Finding the most occurring letter in every position of a string in a list of strings

313 Views Asked by At

I have a list of strings called words such that

words = ['house', 'garden', 'kitchen', 'balloon', 'home', 'park', 'affair', 'kite', 'hello', 'portrait', 'angel', 'surfing']

I have to find the most occurring letter in every position the strings, example, let's find the most occurring first letter, so I'll check every first letter of my strings and get 'h' because is the letter that most repeat it self. (If I get two letters that repeat themselves the same amount of times I'll consider the alphabetic order), so the second letter is 'a' because is the letter that repeat itself most time at the second position of all letters, then 'r' because of every third letter in every string is the one that is repeated mostly and so on, at the end I want the string maxOccurs = "hareennt" that is a string that contains all the most frequent letter. This is what I coded so far:

maxOccurs = ""
listOfChars = []

for i in range(len(words)):
    for item in words:
        listOfChars.append(item[i])

    maxOccurs += max(set(listOfChars), key=listOfChars.count)
    listOfChars.clear()

It raises me and index error out of bound when i == 4, obviously because not every letter has the same length, but I cannot get done with it, I will appreciate any help. P.S. I can't use any import.

2

There are 2 best solutions below

2
MangoNrFive On BEST ANSWER

This works:

words = ['house', 'garden', 'kitchen', 'balloon', 'home', 'park', 'affair', 'kite', 'hello', 'portrait', 'angel', 'surfing']


maxOccurs = ""
listOfChars = []

for i in range(len(max(words, key=len))):
    for item in words:
        try:
            listOfChars.append(item[i])
        except IndexError:
            pass

    maxOccurs += max(sorted(set(listOfChars)), key=listOfChars.count)
    listOfChars.clear()

I made 3 changes to your code:

  1. Iterate by the length of the longest word in the outer for-loop
  2. Access the characters of the string in a try-block, to deal with different-length words
  3. Sorting the set of most used characters to consider alphabetic order in the case of same number of appearance

If imports where allowed, I would do this:

from statistics import mode
from itertools import zip_longest


words = ['house', 'garden', 'kitchen', 'balloon', 'home', 'park', 'affair', 'kite', 'hello', 'portrait', 'angel', 'surfing']
maxOccurs = "".join(mode("".join(chars)) for chars in zip_longest(*words, fillvalue=""))
0
Iguananaut On

The standard library is full of nice utilities for counting.
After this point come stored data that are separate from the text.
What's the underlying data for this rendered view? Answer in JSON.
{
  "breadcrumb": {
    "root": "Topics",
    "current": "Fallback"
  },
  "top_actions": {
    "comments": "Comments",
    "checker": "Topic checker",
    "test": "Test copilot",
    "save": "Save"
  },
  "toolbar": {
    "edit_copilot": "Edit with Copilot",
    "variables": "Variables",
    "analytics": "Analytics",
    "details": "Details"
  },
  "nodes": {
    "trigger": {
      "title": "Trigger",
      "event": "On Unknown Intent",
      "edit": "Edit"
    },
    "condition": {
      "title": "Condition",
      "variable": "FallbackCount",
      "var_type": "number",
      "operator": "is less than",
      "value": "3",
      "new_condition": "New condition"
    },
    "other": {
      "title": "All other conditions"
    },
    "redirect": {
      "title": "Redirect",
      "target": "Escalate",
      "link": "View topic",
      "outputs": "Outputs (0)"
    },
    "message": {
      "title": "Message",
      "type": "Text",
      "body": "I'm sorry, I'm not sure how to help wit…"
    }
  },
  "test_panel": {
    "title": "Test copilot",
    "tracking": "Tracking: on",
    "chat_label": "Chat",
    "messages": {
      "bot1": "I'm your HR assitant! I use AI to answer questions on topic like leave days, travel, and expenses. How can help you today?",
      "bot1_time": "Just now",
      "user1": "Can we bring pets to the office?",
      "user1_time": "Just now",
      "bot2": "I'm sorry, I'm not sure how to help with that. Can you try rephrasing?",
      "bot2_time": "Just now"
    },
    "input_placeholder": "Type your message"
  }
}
Here's a one-liner that does it:

>>> from collections import Counter
>>> from itertools import zip_longest
>>> words = ['house', 'garden', 'kitchen', 'balloon', 'home', 'park', 'affair', 'kite', 'hello', 'portrait', 'angel', 'surfing']
>>> ''.join(Counter(filter(None, chars)).most_common(1)[0][0] for chars in zip_longest(*words))
'horeennt'

The only difference is it returns 'horeennt' instead of 'hareennt' because o and a apply equally frequently in the second place, and Counter.most_common(1) will return the first item encountered if there's a tie.